Elliott was quick to add, however, that the facility is meant for all players, not just those dreaming of becoming the next Alphonso Davies, the 17-year-old who is already starring for the Vancouver Whitecaps and senior national team. Elliott said he expects the centre to be rocking from 8 a.m. to 11 p.m. every day, with personal and team training sessions, youth camps, and weekend soccer jamborees running during the day and adult leagues running at night. 

“It’s a space that’s for everyone,” he said. “We want it to be seen that Urban Soccer Centre is there for the people. If you’re part of the soccer community, hopefully you’re part of the Urban Soccer Centre.”

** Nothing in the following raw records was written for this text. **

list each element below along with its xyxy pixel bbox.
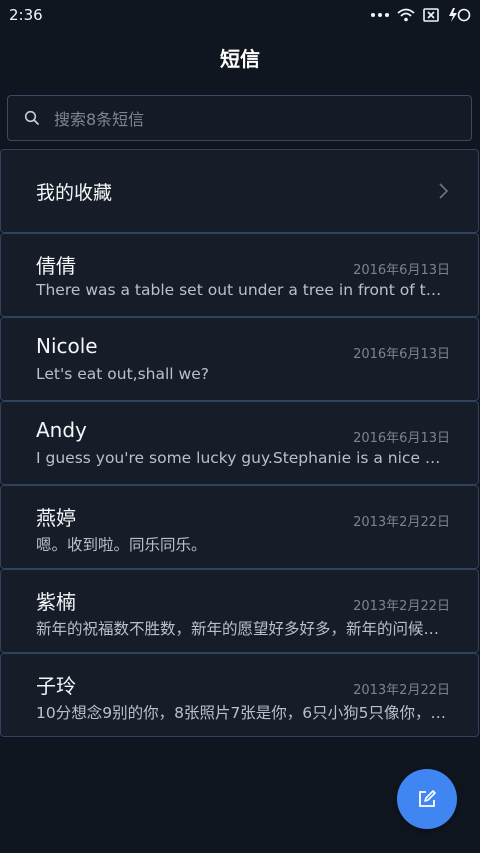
message-date: 2013年2月22日 [353, 599, 450, 614]
contact-name: 倩倩 [36, 254, 76, 278]
list-item[interactable]: Nicole 2016年6月13日 Let's eat out,shall we… [0, 317, 479, 401]
contact-name: Nicole [36, 334, 98, 358]
compose-icon [417, 789, 437, 809]
message-date: 2016年6月13日 [353, 263, 450, 278]
wifi-icon [397, 8, 415, 22]
list-item[interactable]: 子玲 2013年2月22日 10分想念9别的你，8张照片7张是你，6只小狗5只像… [0, 653, 479, 737]
page-title: 短信 [220, 46, 260, 71]
contact-name: 紫楠 [36, 590, 76, 614]
message-date: 2013年2月22日 [353, 515, 450, 530]
message-preview: 10分想念9别的你，8张照片7张是你，6只小狗5只像你，4… [36, 704, 450, 722]
search-input[interactable]: 搜索8条短信 [7, 95, 472, 141]
status-time: 2:36 [9, 6, 43, 24]
list-item[interactable]: Andy 2016年6月13日 I guess you're some luck… [0, 401, 479, 485]
contact-name: Andy [36, 418, 87, 442]
message-preview: Let's eat out,shall we? [36, 365, 209, 383]
compose-button[interactable] [397, 769, 457, 829]
message-preview: There was a table set out under a tree i… [36, 281, 450, 299]
contact-name: 子玲 [36, 674, 76, 698]
list-item[interactable]: 紫楠 2013年2月22日 新年的祝福数不胜数，新年的愿望好多好多，新年的问候… [0, 569, 479, 653]
sms-screen: 2:36 短信 搜索8条短信 我的收藏 倩倩 2016年6月13日 There … [0, 0, 480, 853]
message-preview: 嗯。收到啦。同乐同乐。 [36, 536, 207, 554]
message-list: 我的收藏 倩倩 2016年6月13日 There was a table set… [0, 149, 480, 737]
message-date: 2016年6月13日 [353, 431, 450, 446]
list-item[interactable]: 倩倩 2016年6月13日 There was a table set out … [0, 233, 479, 317]
message-date: 2016年6月13日 [353, 347, 450, 362]
chevron-right-icon [438, 182, 450, 200]
more-dots-icon [371, 13, 389, 17]
list-item[interactable]: 燕婷 2013年2月22日 嗯。收到啦。同乐同乐。 [0, 485, 479, 569]
status-bar: 2:36 [0, 0, 480, 30]
favorites-label: 我的收藏 [36, 181, 113, 204]
favorites-item[interactable]: 我的收藏 [0, 149, 479, 233]
message-date: 2013年2月22日 [353, 683, 450, 698]
status-icons [371, 7, 471, 23]
contact-name: 燕婷 [36, 506, 76, 530]
battery-charging-icon [449, 8, 471, 22]
search-placeholder: 搜索8条短信 [54, 110, 145, 129]
sim-off-icon [423, 8, 439, 22]
search-icon [24, 110, 40, 126]
message-preview: 新年的祝福数不胜数，新年的愿望好多好多，新年的问候… [36, 620, 440, 638]
message-preview: I guess you're some lucky guy.Stephanie … [36, 449, 450, 467]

And if they succeed in building a strong soccer culture, the strong soccer players will emerge naturally, said Elliott.

“We can’t just think that we’re going to produce 20 Alphonso Davies unless the actual culture of soccer in the Lower Mainland comes to the point where we’re more invested in it, we watch it more, we play it more, we enjoy it more, and through generations and generations it becomes more engrained, and we produce more players,” he said, adding that he and his partners have had a blast getting the centre up and running.

“It’s been exciting. There are so many people that are highly invested in soccer in Vancouver, so there’s been a ton of local support and a ton of influencers in the soccer community who have supported and helped this vision. It’s been pretty fun, to be honest. It’s been really fun to build out. It’s about bringing like-minded people together who love the game.”